Born and raised in the suburbs of Oklahoma City, Randall Barnes has his BFA with an emphasis in oil painting from Oklahoma State University. Randall’s work has appeared in Kansas City, Missouri and in the historic Paseo Arts District of Oklahoma City. He is the recipient of juried awards and grants. Randall’s work has been juried in several annual exhibitions, including Tulsa and Oklahoma City Momentum: Art Doesn’t Stand Still, and the PAA Annual Member’s Show on Paseo. Randall is also the Grand Prize winner of the Oklahoma Visual Arts Coalition Student Award of Excellence.
The “Red Shirt Collective” is a loosely autobiographical body of work inspired by my personal experience as a supervisor of the Graffiti Removal Unit for the Oklahoma City Police Department. I draw inspiration from art and art history, as well as pop-culture such as music, film, and literature. I am fascinated with cross-cultural exchange between the East and West. I am specifically interested in the exchange between eastern and western aesthetic traditions and their influence on decorative arts. I engage with the exchange through the long-standing relationship between Hip-Hop and Kung Fu.
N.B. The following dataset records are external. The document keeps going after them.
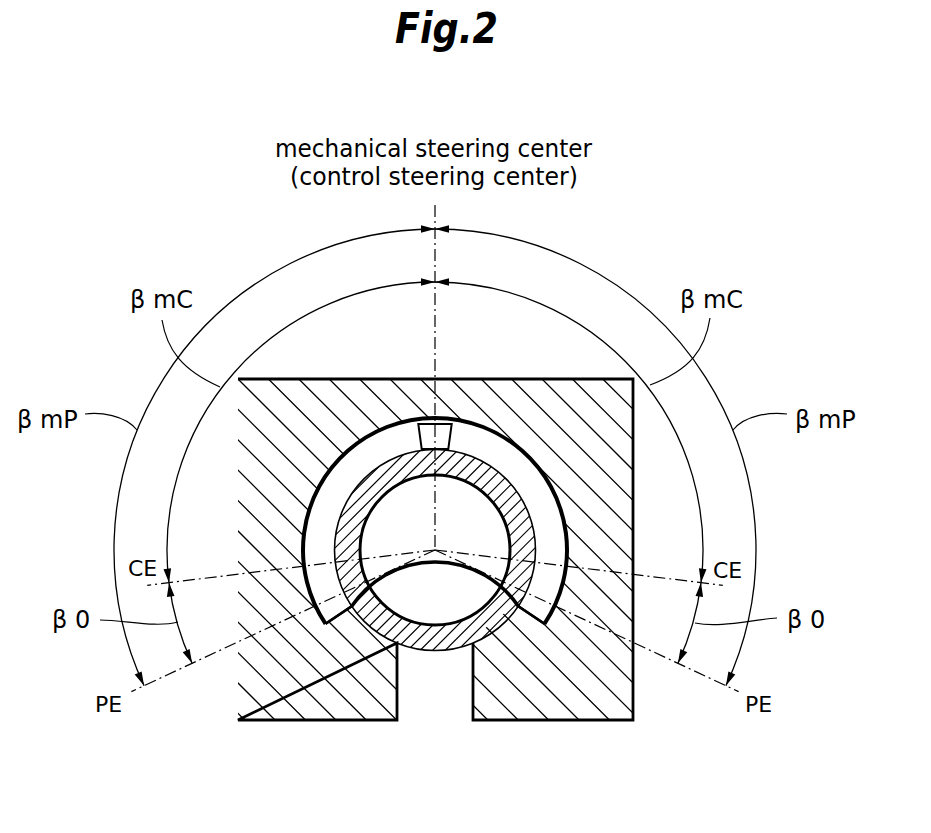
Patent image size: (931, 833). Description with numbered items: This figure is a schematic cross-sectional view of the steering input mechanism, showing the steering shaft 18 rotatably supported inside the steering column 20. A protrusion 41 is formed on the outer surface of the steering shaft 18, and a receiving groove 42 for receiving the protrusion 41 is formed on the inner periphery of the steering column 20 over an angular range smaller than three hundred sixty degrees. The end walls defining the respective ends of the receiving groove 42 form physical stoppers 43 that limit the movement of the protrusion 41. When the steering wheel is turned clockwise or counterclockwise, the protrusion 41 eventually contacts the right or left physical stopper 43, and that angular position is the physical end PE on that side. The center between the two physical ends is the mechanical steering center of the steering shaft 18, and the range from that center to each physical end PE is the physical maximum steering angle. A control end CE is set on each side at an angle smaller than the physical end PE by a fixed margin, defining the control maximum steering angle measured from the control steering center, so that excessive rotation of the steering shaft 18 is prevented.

The steering shaft 18 is at (487, 473).
The steering column 20 is at (610, 520).
The protrusion 41 is at (443, 435).
The receiving groove 42 is at (375, 448).
The physical stoppers 43 is at (350, 617).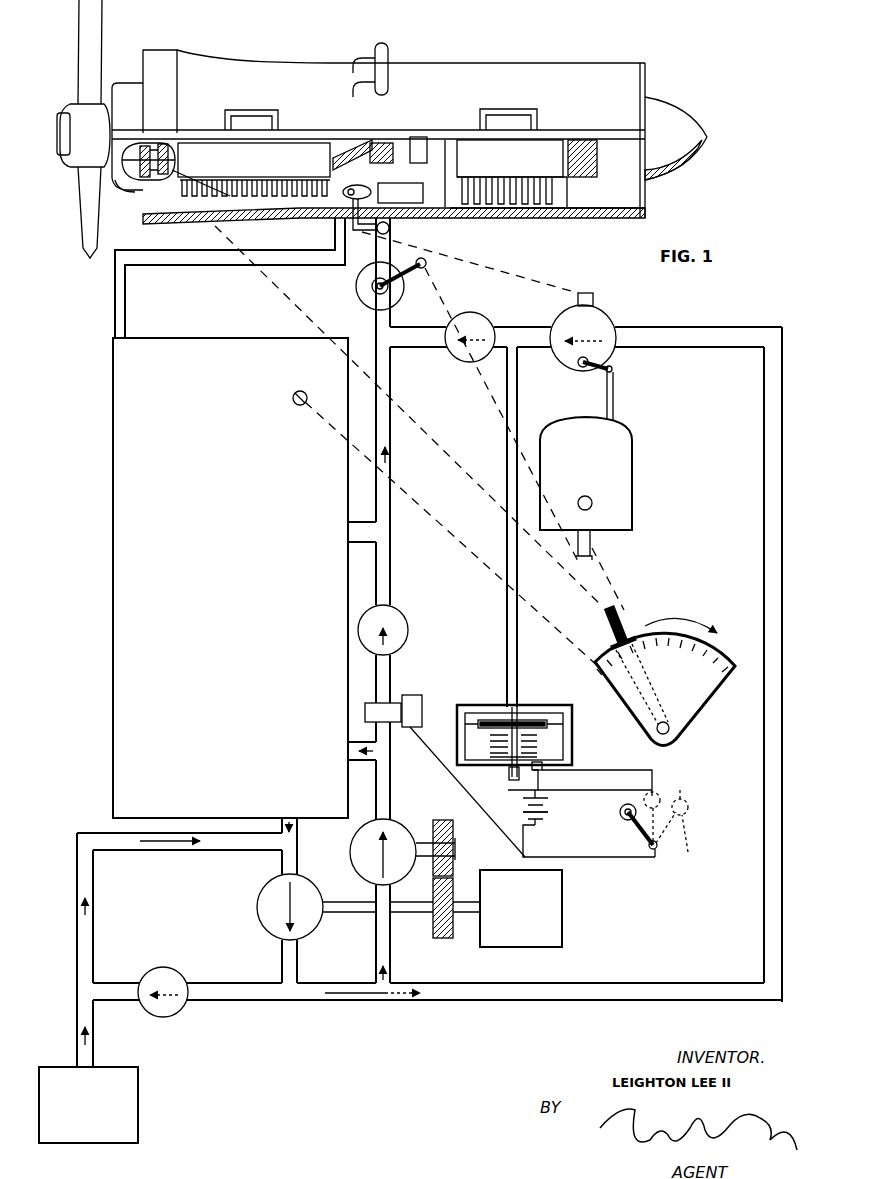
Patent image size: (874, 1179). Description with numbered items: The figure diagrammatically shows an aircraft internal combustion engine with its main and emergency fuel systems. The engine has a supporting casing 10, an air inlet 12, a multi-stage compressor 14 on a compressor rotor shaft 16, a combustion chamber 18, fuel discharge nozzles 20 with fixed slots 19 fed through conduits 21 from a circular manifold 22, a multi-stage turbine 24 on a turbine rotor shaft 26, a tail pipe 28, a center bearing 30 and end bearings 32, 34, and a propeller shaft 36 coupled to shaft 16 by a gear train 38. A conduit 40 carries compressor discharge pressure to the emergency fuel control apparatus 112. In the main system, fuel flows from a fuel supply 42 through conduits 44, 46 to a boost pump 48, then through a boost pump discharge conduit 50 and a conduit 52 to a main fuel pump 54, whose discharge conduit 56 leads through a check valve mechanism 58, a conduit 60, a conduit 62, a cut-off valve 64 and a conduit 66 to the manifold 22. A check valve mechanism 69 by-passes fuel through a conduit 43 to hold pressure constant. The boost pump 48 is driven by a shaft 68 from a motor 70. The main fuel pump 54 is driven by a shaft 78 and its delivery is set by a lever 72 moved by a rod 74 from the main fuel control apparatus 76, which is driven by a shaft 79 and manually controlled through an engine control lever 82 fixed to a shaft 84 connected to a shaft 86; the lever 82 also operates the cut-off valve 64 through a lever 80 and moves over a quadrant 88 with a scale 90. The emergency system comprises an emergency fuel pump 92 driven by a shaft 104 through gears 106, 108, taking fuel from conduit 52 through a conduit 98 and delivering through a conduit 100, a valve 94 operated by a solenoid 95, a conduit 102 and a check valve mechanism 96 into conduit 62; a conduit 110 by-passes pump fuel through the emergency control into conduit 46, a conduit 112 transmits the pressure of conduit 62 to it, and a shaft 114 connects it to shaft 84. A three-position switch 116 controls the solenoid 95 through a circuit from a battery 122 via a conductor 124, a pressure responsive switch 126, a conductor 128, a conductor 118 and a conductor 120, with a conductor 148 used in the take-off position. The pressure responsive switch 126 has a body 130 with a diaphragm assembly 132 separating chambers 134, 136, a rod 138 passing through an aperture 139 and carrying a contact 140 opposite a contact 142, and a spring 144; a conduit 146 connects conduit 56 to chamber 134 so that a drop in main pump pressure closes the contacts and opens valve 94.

The supporting casing 10 is at (255, 76).
The air inlet 12 is at (127, 202).
The multi-stage compressor 14 is at (293, 218).
The compressor rotor shaft 16 is at (262, 166).
The combustion chamber 18 is at (400, 193).
The fixed slots 19 is at (333, 170).
The fuel discharge nozzle 20 is at (345, 208).
The conduit 21 is at (361, 230).
The circular manifold 22 is at (388, 52).
The multi-stage turbine 24 is at (543, 220).
The turbine rotor shaft 26 is at (523, 165).
The tail pipe 28 is at (640, 208).
The center bearing 30 is at (393, 150).
The end bearing 32 is at (585, 145).
The end bearing 34 is at (160, 145).
The propeller shaft 36 is at (108, 108).
The gear train 38 is at (140, 148).
The conduit 40 is at (125, 300).
The fuel supply 42 is at (75, 1141).
The conduit 43 is at (103, 1000).
The conduit 44 is at (80, 875).
The conduit 46 is at (282, 857).
The boost pump 48 is at (317, 916).
The boost pump discharge conduit 50 is at (283, 958).
The conduit 52 is at (552, 995).
The main fuel pump 54 is at (604, 325).
The main pump discharge conduit 56 is at (500, 338).
The check valve mechanism 58 is at (452, 320).
The conduit 60 is at (395, 340).
The conduit 62 is at (392, 450).
The cut-off valve 64 is at (357, 288).
The conduit 66 is at (391, 234).
The shaft 68 is at (362, 912).
The check valve mechanism 69 is at (185, 1005).
The motor 70 is at (530, 935).
The lever 72 is at (600, 372).
The rod 74 is at (613, 395).
The main fuel control apparatus 76 is at (616, 527).
The shaft 78 is at (592, 296).
The shaft 79 is at (593, 540).
The lever 80 is at (427, 265).
The engine control lever 82 is at (607, 626).
The shaft 84 is at (670, 730).
The shaft 86 is at (576, 556).
The quadrant 88 is at (690, 692).
The scale 90 is at (710, 655).
The emergency fuel pump 92 is at (411, 861).
The valve 94 is at (412, 695).
The solenoid 95 is at (418, 700).
The check valve mechanism 96 is at (408, 620).
The conduit 98 is at (380, 952).
The conduit 100 is at (386, 770).
The conduit 102 is at (386, 703).
The shaft 104 is at (458, 852).
The gear 106 is at (453, 832).
The gear 108 is at (440, 940).
The conduit 110 is at (362, 758).
The conduit 112 is at (362, 530).
The shaft 114 is at (293, 397).
The 3-position switch 116 is at (640, 831).
The conductor 118 is at (588, 857).
The conductor 120 is at (523, 838).
The battery 122 is at (551, 822).
The conductor 124 is at (530, 790).
The pressure responsive switch 126 is at (528, 670).
The conductor 128 is at (590, 770).
The body 130 is at (520, 712).
The diaphragm assembly 132 is at (560, 712).
The chamber 134 is at (512, 720).
The chamber 136 is at (542, 736).
The rod 138 is at (469, 794).
The aperture 139 is at (509, 777).
The contact 140 is at (545, 795).
The contact 142 is at (548, 772).
The spring 144 is at (550, 748).
The conduit 146 is at (507, 525).
The conductor 148 is at (655, 790).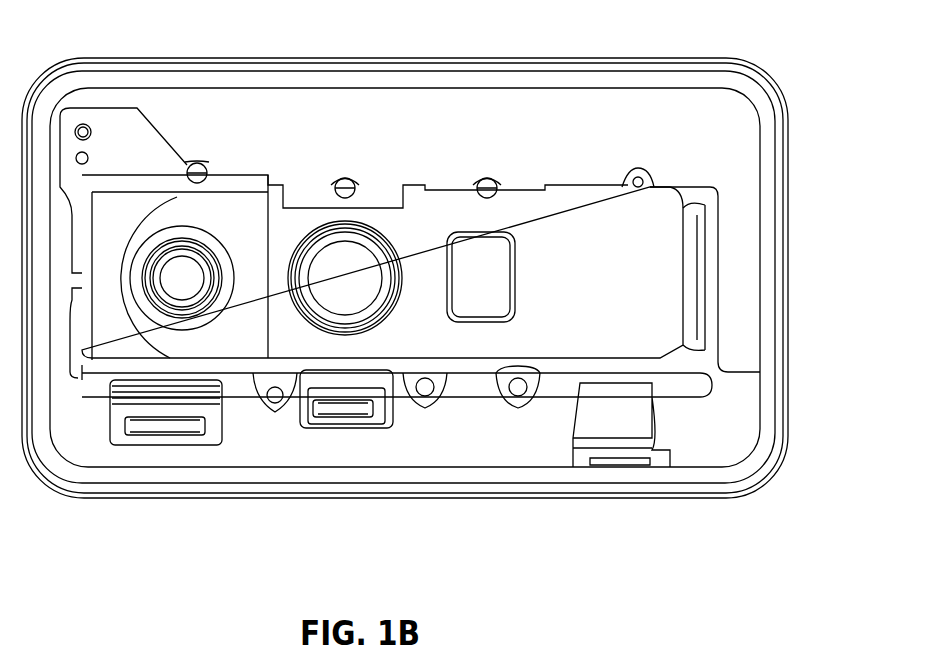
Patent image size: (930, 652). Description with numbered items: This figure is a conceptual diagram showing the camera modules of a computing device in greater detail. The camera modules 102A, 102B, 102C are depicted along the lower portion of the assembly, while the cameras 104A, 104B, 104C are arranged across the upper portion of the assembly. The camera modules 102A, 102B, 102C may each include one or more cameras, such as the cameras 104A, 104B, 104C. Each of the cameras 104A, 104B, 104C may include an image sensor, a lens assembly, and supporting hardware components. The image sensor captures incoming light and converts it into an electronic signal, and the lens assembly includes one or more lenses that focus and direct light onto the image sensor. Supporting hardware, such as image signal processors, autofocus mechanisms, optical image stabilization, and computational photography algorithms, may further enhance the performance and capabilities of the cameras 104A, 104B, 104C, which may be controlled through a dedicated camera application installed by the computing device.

The camera 104A is at (177, 268).
The camera 104B is at (350, 268).
The camera 104C is at (488, 257).
The camera module 102A is at (203, 395).
The camera module 102B is at (373, 388).
The camera module 102C is at (595, 390).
In Chinese, the term kung fu can be used in a context completely unrelated to martial arts. Kung Fu is made up of two characters: the first kung, can mean skillful work, hard training or endeavor. The second fu, means time spent. The two combined means time spent at skillful work or hard training. The Red Shirt Collective (as graffiti removers) are depicted in my work as embodiments of this definition of kung fu. As heroic kung fu artisans I portray the Red Shirt Collective in my image to reinforce the idea of the everyman.
To emphasize the aesthetic that is organically inherent in graffiti removal I contrast their minimalist forms with elaborate decorative artwork. Through oil painting and reductive print techniques, I address the idea of the graffiti remover as a heroic artisan. Constructing a narrative in this arrangement allows me to present a platform for conversation. The ambiguity of the narrative provides the viewer the opportunity to create their own story in response to the pieces. This interaction builds personal connection between the viewer and the artwork.